In the wake of the Glasgow Climate Pact reached at the recent COP26 Conference, it is clear that the urgent need to cut emissions of greenhouse gasses will shape our daily lives in ever more tangible ways over the coming years. Increasingly, businesses must consider the environmental impact of all aspects of their operations. This will include the way businesses seek to resolve the disputes that inevitably arise in the course of commercial relationships. Likewise, the dispute resolution industry itself will face increasing accountability for its carbon footprint and wider environmental impact.

As a potentially sustainable form of dispute resolution, International Arbitration starts from promising foundations.

Whereas (at least before the COVID-19 pandemic) traditional courts relied upon in-person hearings, in International Arbitration it is principally a matter of the parties' choice as to whether any or all parts of the process need to be conducted in this way. The lack of a traditional physical base has also led International Arbitration to readily embrace electronic documents.

Yet despite this strong starting point, the environmental impact of International Arbitration can still be very significant. A study conducted by the Campaign for Greener Arbitrations estimates that a single major international arbitration could require the planting of almost 20,000 trees to offset its carbon emissions, once sources such as flights and other transport, hotels, paper use and data storage are taken into account.

The adaptations made during the COVID-19 pandemic have undoubtedly pointed towards the long-term direction required. Under domestic and international travel restrictions, parties and their advisors have had to choose between conducting their trials virtually or waiting until an indeterminate point in the future at which a traditional in-person trial might be possible. Faced with such delays, the International Arbitration community has overwhelmingly embraced remote trials.

As with the adaptations made by traditional court systems, it remains to be seen how widely these innovations will remain part of the approach to International Arbitration in a post-pandemic world. In particular, there is ongoing and lively debate among practitioners across the dispute resolution industry as to how well virtual trials compare with the more traditional in-person variety when it comes to serving the interests of justice and the parties and witnesses involved.

Whilst reasonable people may differ on this issue, a couple of considerations are worth bearing in mind:

  • Many of the solutions which the industry has relied upon to keep trials moving during the pandemic have been existing, off-the-shelf products, including videoconference technology such as Zoom and Microsoft Teams, which were not designed specifically for processes such as witness cross-examination. If tribunals and practitioners have been able to navigate the demands of the pandemic using this technology, imagine what can be achieved going forward with platforms specifically designed to be used as virtual courtrooms, some of which are already on the market; and
  • Whilst client need and preferences will always have a key role to play in shaping any International Arbitration, it is clear that environmental considerations will increasingly drive the options available. For example, both the London Court of International Arbitration and the International Chamber of Commerce's Court of International Arbitration have recently introduced new rules which confirm the primacy of electronic communications and put the availability of a virtual hearing on a firm footing. Arbitrators and other practitioners too will have their say: the Campaign for Greener Arbitrations has instituted a "Green Pledge" to which practitioners can sign up, committing themselves to, for example, encouraging the use of videoconferencing facilities as an alternative to travel.
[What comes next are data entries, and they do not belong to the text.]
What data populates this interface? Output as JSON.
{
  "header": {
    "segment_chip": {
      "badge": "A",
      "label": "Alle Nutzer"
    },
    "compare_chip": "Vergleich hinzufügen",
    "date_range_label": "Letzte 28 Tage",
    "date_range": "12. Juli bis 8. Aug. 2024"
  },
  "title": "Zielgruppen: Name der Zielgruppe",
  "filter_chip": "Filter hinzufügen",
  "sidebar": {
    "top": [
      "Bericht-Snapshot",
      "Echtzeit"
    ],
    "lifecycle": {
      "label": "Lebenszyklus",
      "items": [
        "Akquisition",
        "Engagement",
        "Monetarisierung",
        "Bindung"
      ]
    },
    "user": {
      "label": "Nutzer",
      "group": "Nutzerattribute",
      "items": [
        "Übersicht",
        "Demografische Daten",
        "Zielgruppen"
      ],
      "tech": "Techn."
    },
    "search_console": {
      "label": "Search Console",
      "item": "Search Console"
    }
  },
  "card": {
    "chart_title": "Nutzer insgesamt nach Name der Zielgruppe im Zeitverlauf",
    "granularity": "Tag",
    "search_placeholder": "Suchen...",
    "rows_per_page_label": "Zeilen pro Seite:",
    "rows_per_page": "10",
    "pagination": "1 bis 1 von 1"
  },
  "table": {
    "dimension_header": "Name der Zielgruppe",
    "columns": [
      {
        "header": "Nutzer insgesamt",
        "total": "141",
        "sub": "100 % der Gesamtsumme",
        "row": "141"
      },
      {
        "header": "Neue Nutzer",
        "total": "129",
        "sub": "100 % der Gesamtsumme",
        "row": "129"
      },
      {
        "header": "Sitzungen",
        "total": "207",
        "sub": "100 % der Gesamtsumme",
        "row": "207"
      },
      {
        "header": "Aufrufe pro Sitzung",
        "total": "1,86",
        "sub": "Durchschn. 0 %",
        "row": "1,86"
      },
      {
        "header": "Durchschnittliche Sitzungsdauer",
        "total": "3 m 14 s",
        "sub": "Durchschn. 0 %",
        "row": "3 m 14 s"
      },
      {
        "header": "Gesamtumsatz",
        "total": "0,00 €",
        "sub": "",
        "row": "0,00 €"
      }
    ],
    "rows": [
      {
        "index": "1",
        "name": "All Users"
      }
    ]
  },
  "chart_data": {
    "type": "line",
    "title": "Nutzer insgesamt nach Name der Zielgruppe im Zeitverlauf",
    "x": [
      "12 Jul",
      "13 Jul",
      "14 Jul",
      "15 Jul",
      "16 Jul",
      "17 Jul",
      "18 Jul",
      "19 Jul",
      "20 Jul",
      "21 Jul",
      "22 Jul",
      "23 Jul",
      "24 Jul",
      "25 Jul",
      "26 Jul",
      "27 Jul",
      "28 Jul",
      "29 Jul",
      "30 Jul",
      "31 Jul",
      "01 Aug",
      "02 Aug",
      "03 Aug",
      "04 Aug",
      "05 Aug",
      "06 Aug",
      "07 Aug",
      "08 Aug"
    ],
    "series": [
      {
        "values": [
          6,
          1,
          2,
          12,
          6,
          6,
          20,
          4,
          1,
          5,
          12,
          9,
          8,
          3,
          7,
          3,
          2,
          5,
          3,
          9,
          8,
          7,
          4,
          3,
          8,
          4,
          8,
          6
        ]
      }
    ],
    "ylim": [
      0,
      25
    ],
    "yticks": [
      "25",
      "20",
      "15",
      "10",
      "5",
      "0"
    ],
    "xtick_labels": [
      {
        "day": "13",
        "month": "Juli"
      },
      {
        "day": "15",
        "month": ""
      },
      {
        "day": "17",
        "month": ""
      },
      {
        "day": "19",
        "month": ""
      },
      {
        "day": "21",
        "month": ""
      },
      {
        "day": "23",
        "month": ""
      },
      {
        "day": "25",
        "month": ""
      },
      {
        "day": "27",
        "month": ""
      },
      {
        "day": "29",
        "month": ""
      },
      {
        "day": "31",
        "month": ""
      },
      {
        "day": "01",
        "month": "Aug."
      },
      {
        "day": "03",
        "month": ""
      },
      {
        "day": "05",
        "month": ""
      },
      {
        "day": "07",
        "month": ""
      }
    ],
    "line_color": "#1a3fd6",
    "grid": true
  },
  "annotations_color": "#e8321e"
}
At Brodies, during the pandemic we have successfully conducted several virtual International Arbitration trials, using technology to seamlessly bring together the tribunal, counsel, witnesses and documents in order to ensure that our clients' disputes can be resolved as expeditiously as possible. Happily for clients, these innovations have also driven cost efficiencies, with travel costs an obvious saving.

Besides retaining the best of the innovations encouraged by the pandemic, what more can the International Arbitration community do to reduce its carbon footprint? One area in which International Arbitration arguably lags behind more traditional court systems is in encouraging parties to consider whether a formal dispute resolution process is required at all. In England and Wales, for example, parties are required to attempt to identify and narrow the issues in dispute before commencing proceedings, and to keep settlement under consideration at all times, in order to ensure that only truly intractable disputes end up at trial. By contrast, the rules of International Arbitration laid down by bodies such as the LCIA and ICC tend to have fewer or no formal requirements in this regard.

Fortunately, seeking to avoid unnecessary disputes ought to be common sense for any dispute resolution practitioner. If a dispute can be resolved consensually rather than through lengthy proceedings, whether in arbitration or before the courts, then the benefit will be felt by both the planet and the client's pocket.